As the musical half of one of the UK's most successful songwriting partnerships it's no surprise the former Slade bassist's 2007 “midlife” album displayed his prodigious talents, with Lea playing almost every instrument on the record. For an album composed and recorded while Lea undertook a psychology course, what could have been an indulgent album, full of introspective navel-gazing, is actually a blast. Despite the preoccupation with self-exploration the album is full of brash and ballsy songs, with hooks and killer choruses aplenty. It seems the man cannot help writing belting pop-rock tunes, and can also knock out a pretty decent piano ballad ('Smile Of Elvis').

Reissued here with extra tracks and a bonus disc of a rare 2002 gig performed with a hastily assembled rhythm section “for the existential buzz”. Tearing through an incendiary covers-heavy set, the self-confessed “miserable one” from Slade sounds like he's having fun. Revelatory and immensely enjoyable.

Psychedelic Confessions of a Primal Screamer: The Tambourine years 1984-87 (Martin St. John)


(This review first appeared in issue 61 of Shindig! magazine.)


MARTIN ST. JOHN
Psychedelic Confessions of a Primal Screamer: The Tambourine years 1984-87
Self Published

Martin St. John AKA Joogs was the tambourine player in earliest line-up of Primal Scream, shared front of stage with Bobby Gillespie and helped shape the band's early musical and sartorial aesthetic. The mid-'80s Primals were of course a different band to the dance 'n' dub informed outfit they would eventually become. With his obvious fondness for the era, and a keen recall of detail St. John takes us back to the heady garage punk and jangle years. Although not a musician as such, his taste became central to the band's early style when their primary influences were the Velvet Underground and a raft of '60s garage bands, informed in part by the emergence of reissue labels.

The occasional spelling mistake and typo is more than compensated for by St. John's enthusiastic fanzine-style writing and with cameos from The Jesus & Mary Chain, Alan McGee, Julian Cope and The Cramps, it's a real heady blast.

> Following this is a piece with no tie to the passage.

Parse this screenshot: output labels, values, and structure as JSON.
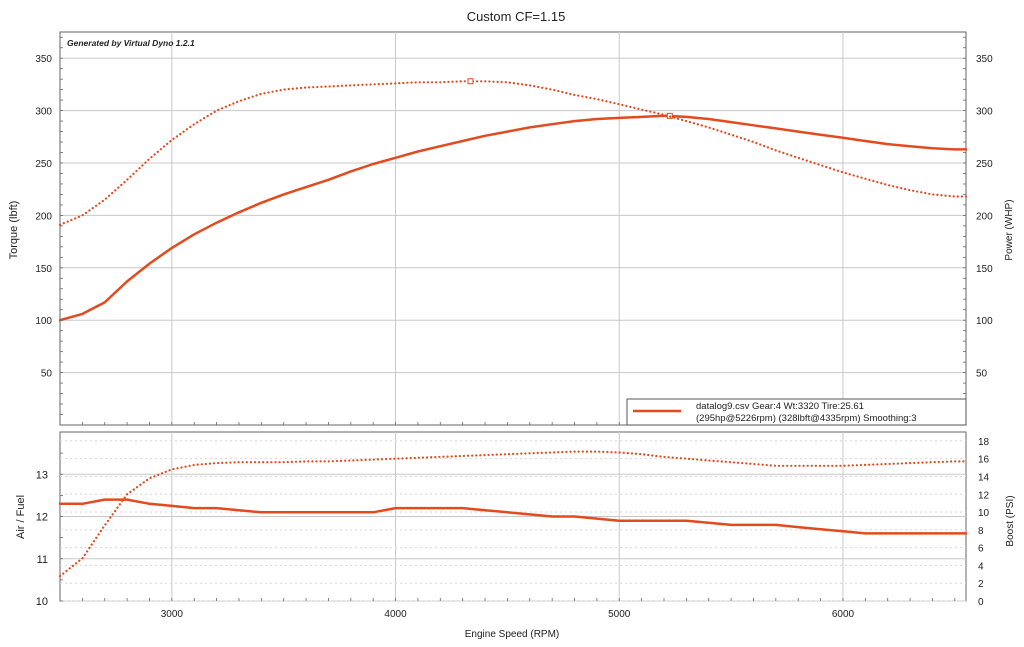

Things began to fragment almost before the ink was dry on the band's first major label deal, and with Machiavellian machinations St. John became sidelined and surplus to requirement, but not before having shared acid trips, van crashes, airport cavity seaches and recording sessions for an aborted version of Sonic Flower Groove.

The Primals would of course go on to bigger things but as everyone who's been in a band knows there's no substitute for those early character-forming years when the camaraderie is high, along with the sense of possibility. Let's hear it for the tamby man!